Justice Ruth Bader Ginsburg produced a 19-page dissent against the supreme court ruling which was also released on June 30th. Several websites wrote guides and recaps of Ginsburg’s dissent including Gawker[9] and Mother Jones.[10] In addition to criticizing the ruling for allowing the religious beliefs of employers to be imposed upon their workers, Ginsberg warned against the legal precedent the ruling could set, saying:

“Would the exemption…extend to employers with religiously grounded objections to blood transfusions (Jehovah’s Witnesses); antidepressants (Scientologists); medications derived from pigs, including anesthesia, intravenous fluids, and pills coated with gelatin (certain Muslims, Jews, and Hindus); and vaccinations[?]…Not much help there for the lower courts bound by today’s decision.”
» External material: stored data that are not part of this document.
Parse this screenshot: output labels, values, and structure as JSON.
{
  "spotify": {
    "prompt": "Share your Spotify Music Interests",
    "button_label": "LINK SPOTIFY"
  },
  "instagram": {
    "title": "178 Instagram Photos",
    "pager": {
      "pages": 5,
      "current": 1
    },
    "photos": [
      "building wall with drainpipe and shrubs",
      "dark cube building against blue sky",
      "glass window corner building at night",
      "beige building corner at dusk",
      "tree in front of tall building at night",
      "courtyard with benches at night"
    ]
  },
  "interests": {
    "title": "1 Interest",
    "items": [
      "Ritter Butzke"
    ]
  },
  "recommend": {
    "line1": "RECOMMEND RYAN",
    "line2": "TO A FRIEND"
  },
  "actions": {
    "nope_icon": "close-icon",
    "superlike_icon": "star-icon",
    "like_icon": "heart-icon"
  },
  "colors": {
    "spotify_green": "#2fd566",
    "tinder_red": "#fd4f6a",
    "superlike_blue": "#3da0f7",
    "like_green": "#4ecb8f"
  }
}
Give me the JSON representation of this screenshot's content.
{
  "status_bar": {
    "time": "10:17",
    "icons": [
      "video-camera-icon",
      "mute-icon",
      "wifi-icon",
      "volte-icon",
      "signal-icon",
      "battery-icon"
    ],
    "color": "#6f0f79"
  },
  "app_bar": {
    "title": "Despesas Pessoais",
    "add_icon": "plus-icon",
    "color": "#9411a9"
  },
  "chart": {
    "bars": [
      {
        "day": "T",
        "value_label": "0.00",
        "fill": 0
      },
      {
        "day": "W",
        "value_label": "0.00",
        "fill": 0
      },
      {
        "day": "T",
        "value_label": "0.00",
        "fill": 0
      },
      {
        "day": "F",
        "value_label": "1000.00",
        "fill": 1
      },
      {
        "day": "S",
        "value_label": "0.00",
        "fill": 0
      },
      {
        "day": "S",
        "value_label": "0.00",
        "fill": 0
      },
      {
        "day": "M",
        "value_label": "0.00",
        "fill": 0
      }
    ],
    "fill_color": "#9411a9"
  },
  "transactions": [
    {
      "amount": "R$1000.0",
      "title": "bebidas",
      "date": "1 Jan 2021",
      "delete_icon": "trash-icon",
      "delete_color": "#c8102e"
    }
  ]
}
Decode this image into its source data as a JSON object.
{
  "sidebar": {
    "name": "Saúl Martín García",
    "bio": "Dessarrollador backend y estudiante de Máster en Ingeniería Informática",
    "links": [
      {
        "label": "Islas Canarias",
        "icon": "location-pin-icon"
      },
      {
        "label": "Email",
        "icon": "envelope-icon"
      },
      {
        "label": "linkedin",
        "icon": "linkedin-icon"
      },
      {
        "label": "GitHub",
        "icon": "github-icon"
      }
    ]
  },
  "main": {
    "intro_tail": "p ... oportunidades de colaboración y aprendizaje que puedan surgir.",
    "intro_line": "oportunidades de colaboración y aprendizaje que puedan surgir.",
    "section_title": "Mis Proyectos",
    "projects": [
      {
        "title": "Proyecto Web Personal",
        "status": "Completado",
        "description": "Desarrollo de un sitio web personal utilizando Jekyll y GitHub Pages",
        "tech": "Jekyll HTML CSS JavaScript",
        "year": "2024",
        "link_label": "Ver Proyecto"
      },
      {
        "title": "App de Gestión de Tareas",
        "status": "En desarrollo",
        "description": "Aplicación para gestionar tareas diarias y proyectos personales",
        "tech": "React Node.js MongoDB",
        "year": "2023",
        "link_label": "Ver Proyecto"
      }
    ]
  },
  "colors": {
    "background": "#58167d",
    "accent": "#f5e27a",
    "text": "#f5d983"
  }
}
On July 1st, YouTube’s “Song-A-Day” singer-songwriter Jonathan Mann uploaded a video of himself performing an acoustic folk song tribute to Ginsberg’s dissent, with the lyrics consisting of direct quotes from the letter.

Federal Judge’s Response

published his response to the decision on his personal blog[11] in which he criticized the Supreme Court for having failed to see the “passive virtues” of choosing not to decide on a controversial case even when it could’ve been avoided. Kopf was also quoted as saying:

“It is time for the Court to stfu.

In the first 72 hours, the blog post gained over 250 comments, with many arguing the merit of Kopf’s statements. On July 7th, Kopf published a letter[12] from an unnamed Nebraska attorney criticizing his use of profane language and asking him to shut down the blog for good. Kopf added that he would be seriously considering the request. In the coming days, several news sites published articles about the blog controversy, including The Huffington Post,[13]CNN,[14] The Daily Mail,[15]CNET[16] and The Blaze.[17]